Ulysse Nardin draws inspiration from a bunch of qualities in the letter X, which is the
roman numeral for 10 and also frequently used in automotive sports lines. Its design is fancy though admittedly it is a feat to distinguish a product from the formulaic sporty case material
(alloys, carbons, Hublot-era fusion concept of mixed metals) and skeleton dial. Cue — Richard Mille, TagHeuer, Hublot, Zenith, and Richemont’s response with Roger Dubuis.
Review: Ulysse Nardin Diver X Skeleton Black
Retail price for the UN Diver X Skeleton Black is set at SGD
36,300 inclusive of GST (24’500 CHF / 23’300 EUR / 25’800 USD). Limited Edition of 175 pieces.
Commentary from an earlier press
release “The combination of a skeleton movement and a divers watch seems to be at odds
to each other. The diver watch is regarded as the epitome of a hardy, strong watch, capable of withstanding not only the pressures of the depths and the rigours of a diving habitat, but also
needs the ruggedness as the diver’s life may depend on it working well. And often, skeletonising a movement will reduce the structural integrity, making it less rugged than a regular one. So it
is rather interesting that UN has chosen to combine these two traits into one watch. The original design was a 10 piece limited edition to celebrate the new partnership between UN and Sediqqi.
Sediqqi is the largest retailer in the UAE, and a force to be reckoned with in the world of luxury watch retail. It was revealed as a sneak peak of 10 watches in Dubai Watch week 2021, with the
release announcing that a further 175 pieces will be available in 2022.”
The Case and Dial
The Diver X Skeleton case measures 44mm and is set in a titanium black DLC sandblasted and satin finished case. Geometry is a central concept in the design of the watch. The dial shows an X
formed by four of the indexes. Its bezel uses a concave black Carbonium® and rotates in one direction. The aeronautic-grade Carbonium ® is a super-light and sustainable material used in the
production of the latest-generation airplanes’ fuselage and wings.

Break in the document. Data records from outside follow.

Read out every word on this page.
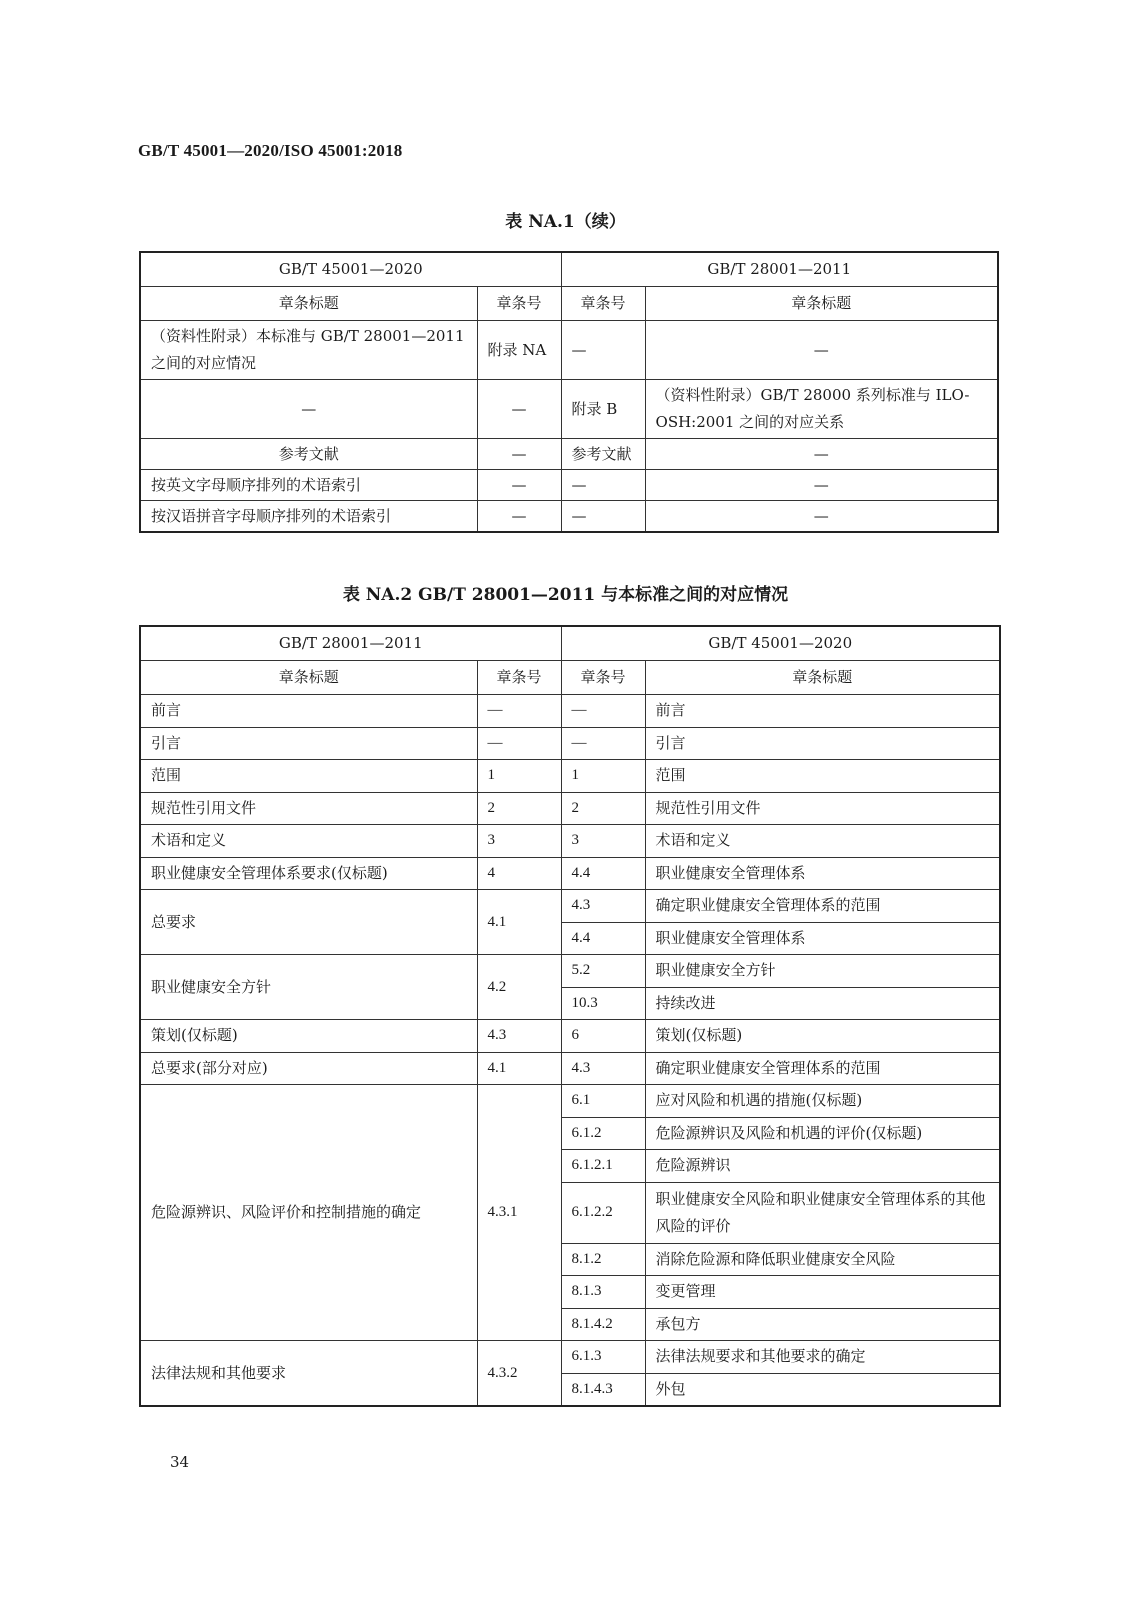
GB/T 45001—2020/ISO 45001:2018
表 NA.1（续）
GB/T 45001—2020		GB/T 28001—2011	
章条标题	章条号	章条号	章条标题
（资料性附录）本标准与 GB/T 28001—2011 之间的对应情况	附录 NA	—	—
—	—	附录 B	（资料性附录）GB/T 28000 系列标准与 ILO-OSH:2001 之间的对应关系
参考文献	—	参考文献	—
按英文字母顺序排列的术语索引	—	—	—
按汉语拼音字母顺序排列的术语索引	—	—	—
表 NA.2 GB/T 28001—2011 与本标准之间的对应情况
GB/T 28001—2011		GB/T 45001—2020	
章条标题	章条号	章条号	章条标题
前言	—	—	前言
引言	—	—	引言
范围	1	1	范围
规范性引用文件	2	2	规范性引用文件
术语和定义	3	3	术语和定义
职业健康安全管理体系要求(仅标题)	4	4.4	职业健康安全管理体系
总要求	4.1	4.3	确定职业健康安全管理体系的范围
		4.4	职业健康安全管理体系
职业健康安全方针	4.2	5.2	职业健康安全方针
		10.3	持续改进
策划(仅标题)	4.3	6	策划(仅标题)
总要求(部分对应)	4.1	4.3	确定职业健康安全管理体系的范围
危险源辨识、风险评价和控制措施的确定	4.3.1	6.1	应对风险和机遇的措施(仅标题)
		6.1.2	危险源辨识及风险和机遇的评价(仅标题)
		6.1.2.1	危险源辨识
		6.1.2.2	职业健康安全风险和职业健康安全管理体系的其他风险的评价
		8.1.2	消除危险源和降低职业健康安全风险
		8.1.3	变更管理
		8.1.4.2	承包方
法律法规和其他要求	4.3.2	6.1.3	法律法规要求和其他要求的确定
		8.1.4.3	外包
34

The production of Carbonium ® has 40% less environmental impact than other carbon composites as it uses offcuts from aeronautical pieces. With complex process requiring high pressures and
temperatures, Carbonium ® is a high-performance material that brings out the core beauty of
the organic pattern created by the 7µm diameter carbon fibers.
The movement is one of the innovations of the watch’s antecedent, the FREAK VISION: a super-light balance wheel in silicium, extra-wide, with nickel flyweights and stabilizing micro-blades. The
Manufacture movement, the UN-372 caliber, uses a silicium escape wheel and oscillator, anchor and balance spring for improved anti-magnetism. It’s self-winding and beats at 3 Hz and has 72 hours
of power reserve.
The DIVER X SKELETON BLACK limited to 175 timepieces comes with both a yellow rubber strap and a black fabric R-strap made of upcycled polyamide from fishing nets. It is priced at 24’500 CHF. At
this price point, it competes with brands like Zenith and Hublot.
Skeleton watches or openworked designs may need more time to become as iconic as classic designs – apart from Richard Mille, which may be recognizable more for its case shape rather than its
dials. In terms of popularizing the concept in a production timepiece, Hublot probably was the trendsetter with the Aerobang, Big Bang etc. Tag Heuer imported the idea and introduced it to
its Carrera, then all the other LVMH brands followed suit, Bulgari’s Octo, Zenith’s Defy. Swatch replies with Jacquet Droz, Richemont with Roger Dubuis. Other brands like Girard Perregaux, Arnold
& Son also join the fray.
Skeleton dials are intricate, and give the impression of a super engineered mechanical object. It can display watchmaker workmanship and skills. Contrasting colored cases, textured surfaces like
carbon, bronze, are still fashionable today. This combination is likely what the market buys into today which explains for the catch-up products still emerging today. It’s a product fit for those
who want alternatives to the traditional classic and sports watch designs; a telling sign of an emerging market taste seeking more unconventional styles.